= Roy P. Johnson =

American journalist
Roy P. Johnson (died 1963) was an American reporter-historian.

== Early life ==
Johnson was born in Hendrum, Minnesota.

== Career ==

=== Railway station agent and telegrapher ===
He began his career in 1916 as a railway station agent. His ability as a telegrapher ultimately led him to employment as an Associated Press telegrapher assigned to The Fargo Forum.

=== The Fargo Forum ===
In 1927, he joined the editorial department of The Forum. He served in the U.S. Navy during World War II, returning to The Forum in 1945 continuing his career as a reporter until his death. He was the chief reporter for The Forum of both the court and city hall in Fargo while at the same time producing a phenomenally interesting rendition of a seemingly bland but unusually rich local history. His contributions were the beginning of a broader literature of the history of this somewhat obscure corner of Northeastern North Dakota and Northwestern Minnesota, and in this regard he was perhaps the most influential and noteworthy figure in the developing historiography of the region.

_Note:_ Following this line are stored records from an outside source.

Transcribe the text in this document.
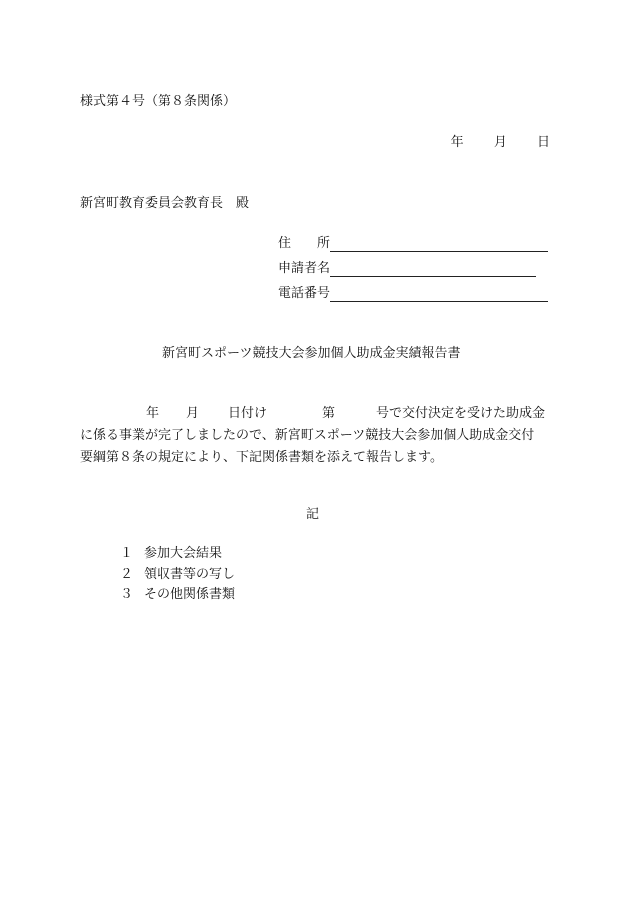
様式第４号（第８条関係）
年 月 日
新宮町教育委員会教育長　殿
住　　所
申請者名
電話番号
新宮町スポーツ競技大会参加個人助成金実績報告書
年 月 日付け	第	号で交付決定を受けた助成金
に係る事業が完了しましたので、新宮町スポーツ競技大会参加個人助成金交付
要綱第８条の規定により、下記関係書類を添えて報告します。
記
１ 参加大会結果
２ 領収書等の写し
３ その他関係書類
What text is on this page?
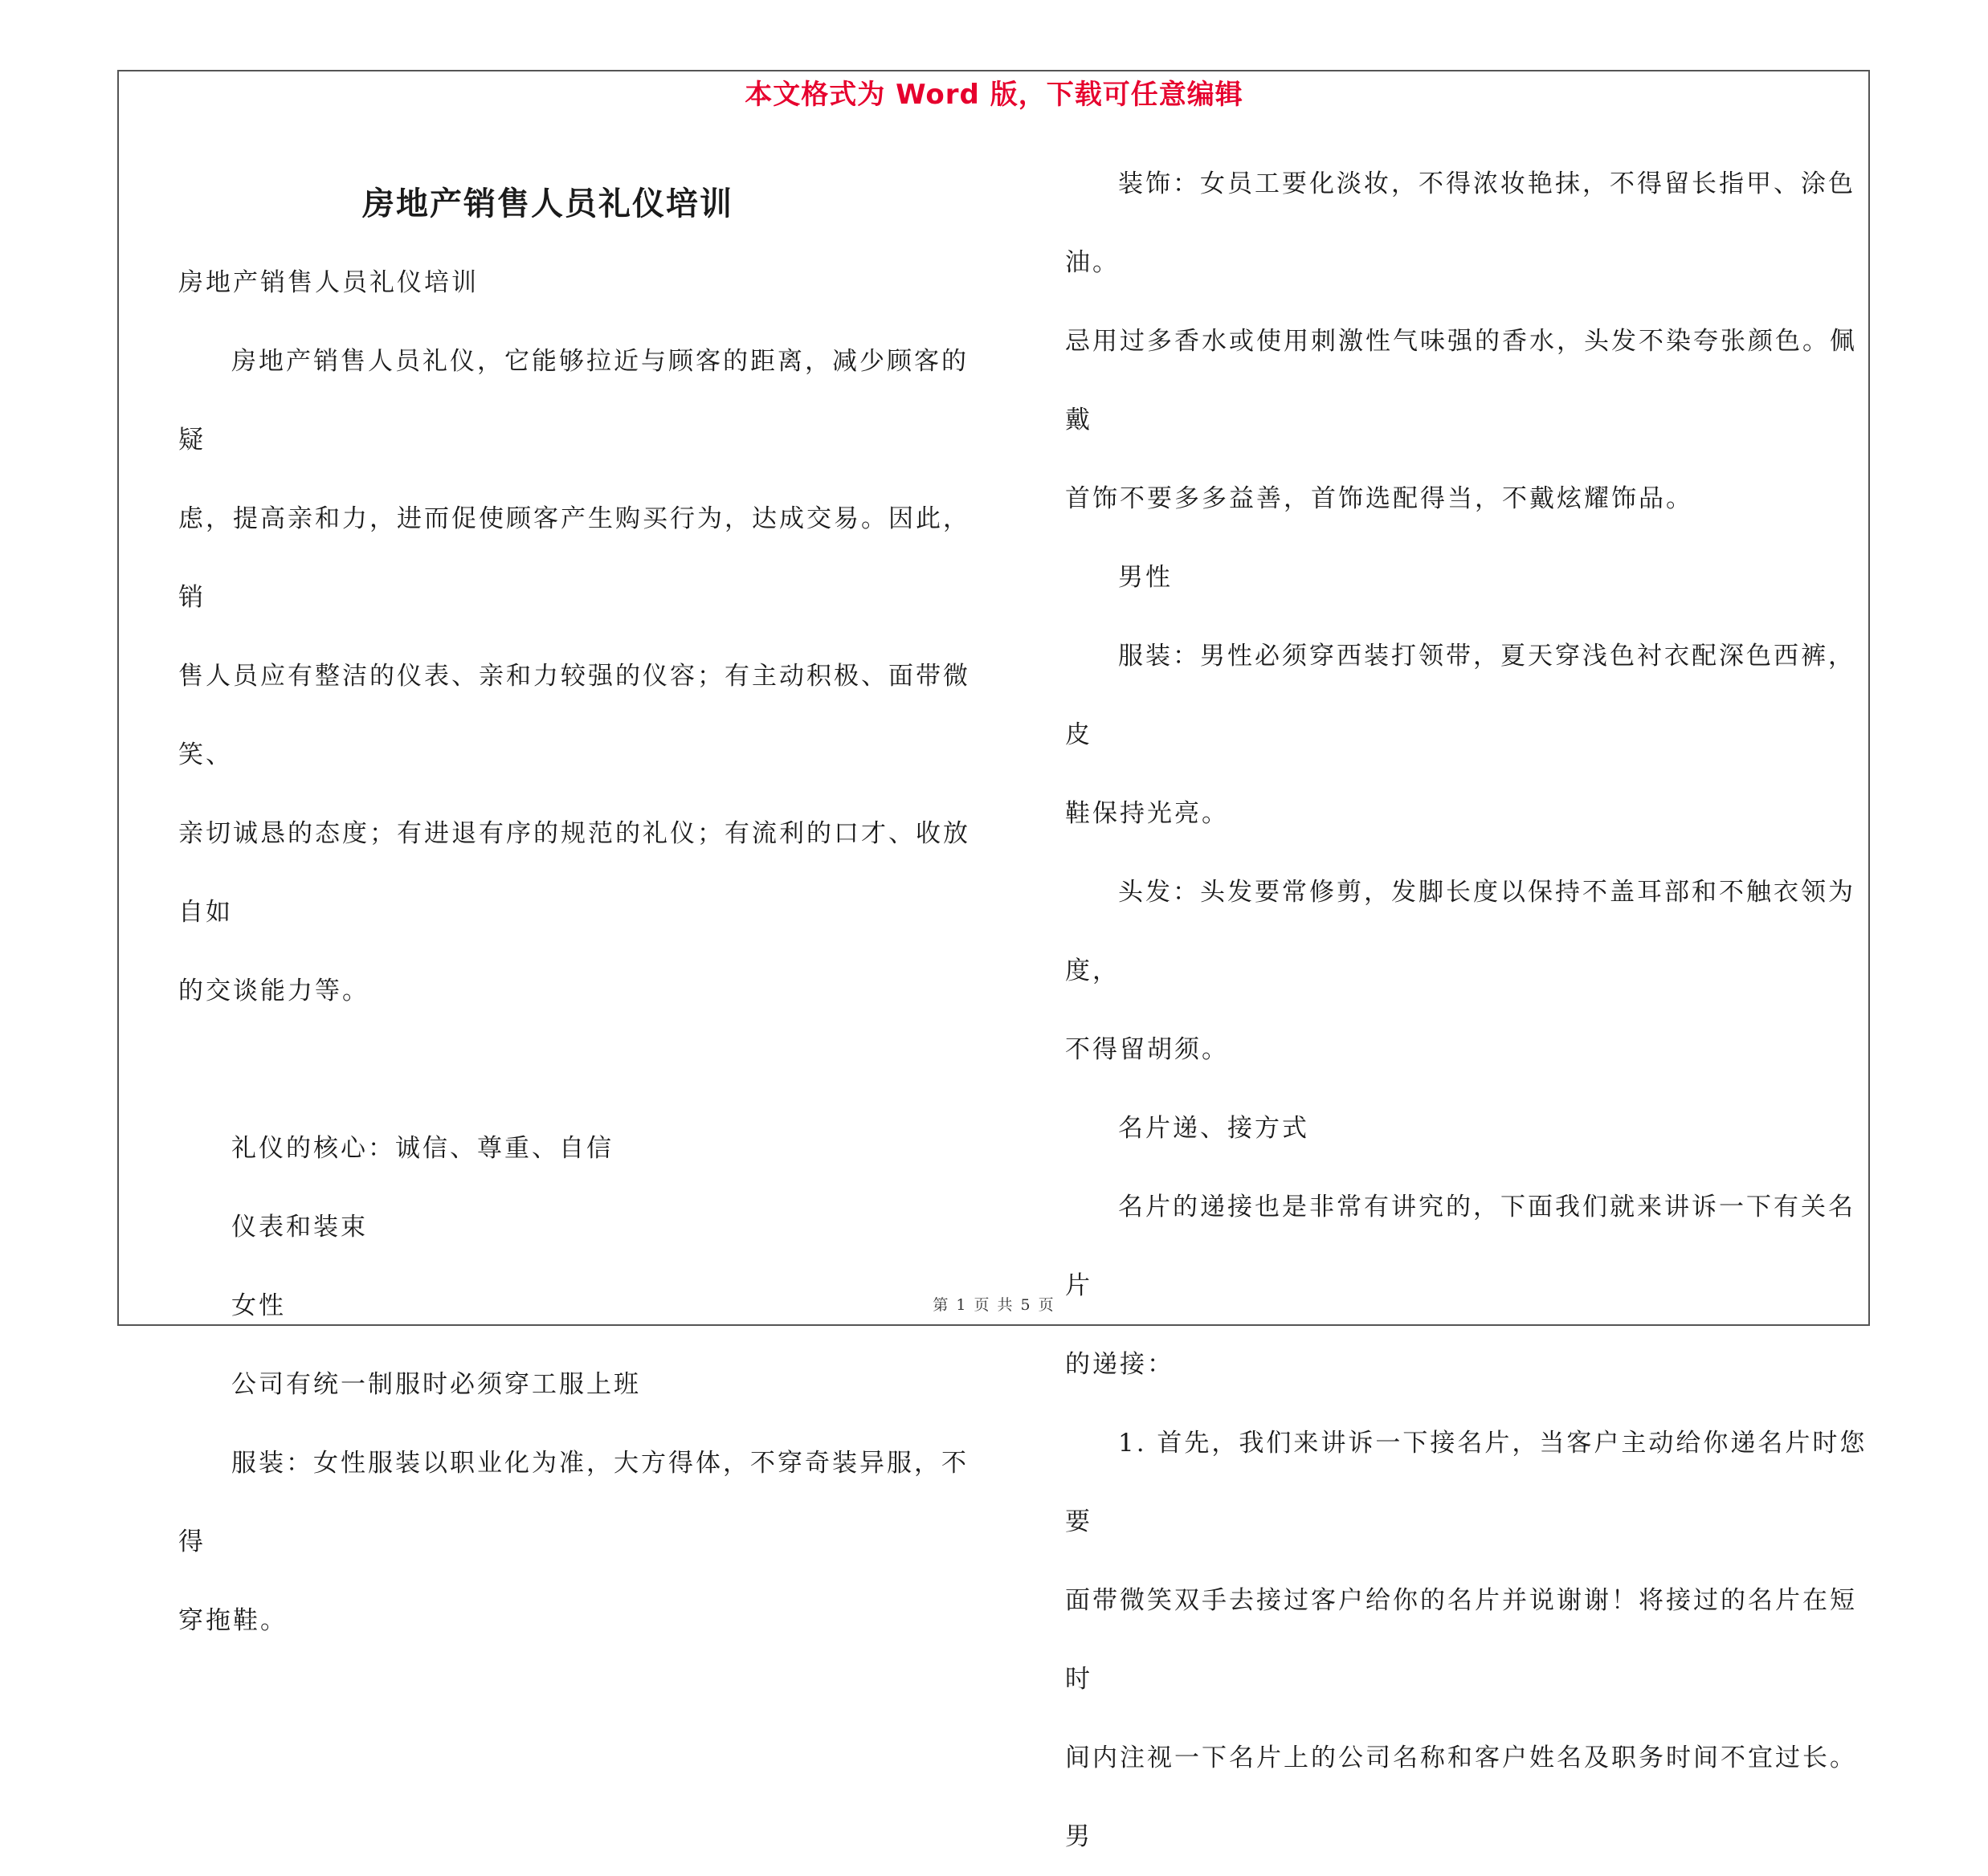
本文格式为 Word 版，下载可任意编辑

房地产销售人员礼仪培训

房地产销售人员礼仪培训

房地产销售人员礼仪，它能够拉近与顾客的距离，减少顾客的疑

虑，提高亲和力，进而促使顾客产生购买行为，达成交易。因此，销

售人员应有整洁的仪表、亲和力较强的仪容；有主动积极、面带微笑、

亲切诚恳的态度；有进退有序的规范的礼仪；有流利的口才、收放自如

的交谈能力等。

礼仪的核心：诚信、尊重、自信

仪表和装束

女性

公司有统一制服时必须穿工服上班

服装：女性服装以职业化为准，大方得体，不穿奇装异服，不得

穿拖鞋。

装饰：女员工要化淡妆，不得浓妆艳抹，不得留长指甲、涂色油。

忌用过多香水或使用刺激性气味强的香水，头发不染夸张颜色。佩戴

首饰不要多多益善，首饰选配得当，不戴炫耀饰品。

男性

服装：男性必须穿西装打领带，夏天穿浅色衬衣配深色西裤，皮

鞋保持光亮。

头发：头发要常修剪，发脚长度以保持不盖耳部和不触衣领为度，

不得留胡须。

名片递、接方式

名片的递接也是非常有讲究的，下面我们就来讲诉一下有关名片

的递接：

1. 首先，我们来讲诉一下接名片，当客户主动给你递名片时您要

面带微笑双手去接过客户给你的名片并说谢谢！将接过的名片在短时

间内注视一下名片上的公司名称和客户姓名及职务时间不宜过长。男

第 1 页 共 5 页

=== Historical research ===
Mr. Johnson is best known for his work as a reporter-historian for The Forum. Between 1941 and 1963 Roy delighted readers of The Forum with his accounts of regional frontier history. This series has been largely reproduced in a compendium published in 1982 called Roy Johnson's Red River Valley: A Selection of Historical Articles First Printed in the Forum from 1941 to 1962. Although he considered himself an "amateur" historian, much of his oeuvre is unique and irreplaceable. His newspaper columns remain the most detailed and incisive chronicle of the history of the Red River of the North and its environs. He captured moments in frontier history at a time when oral history and personal reminiscence could still fill in the blank spaces left by official histories and biographies, producing what remains one of the primary sources for Red River Valley history.

In addition to his interest in the Red River Valley, Mr. Johnson had a consuming interest in the events surrounding the defeat of General Custer at the Battle of the Little Bighorn. He had been able to even have an interview with the last survivor before he had died. He was a member of a number of historical societies in North Dakota, Minnesota, Montana, and Manitoba. In 1958 he was appointed to the advisory council of the Civil War Centennial Commission, and in 1960 he served as a historical adviser for the Dakota Territorial Centennial Commission, plus two committees for the Minnesota centennial observances. His papers are maintained at the North Dakota State University Institute for Regional Studies, in Fargo, North Dakota.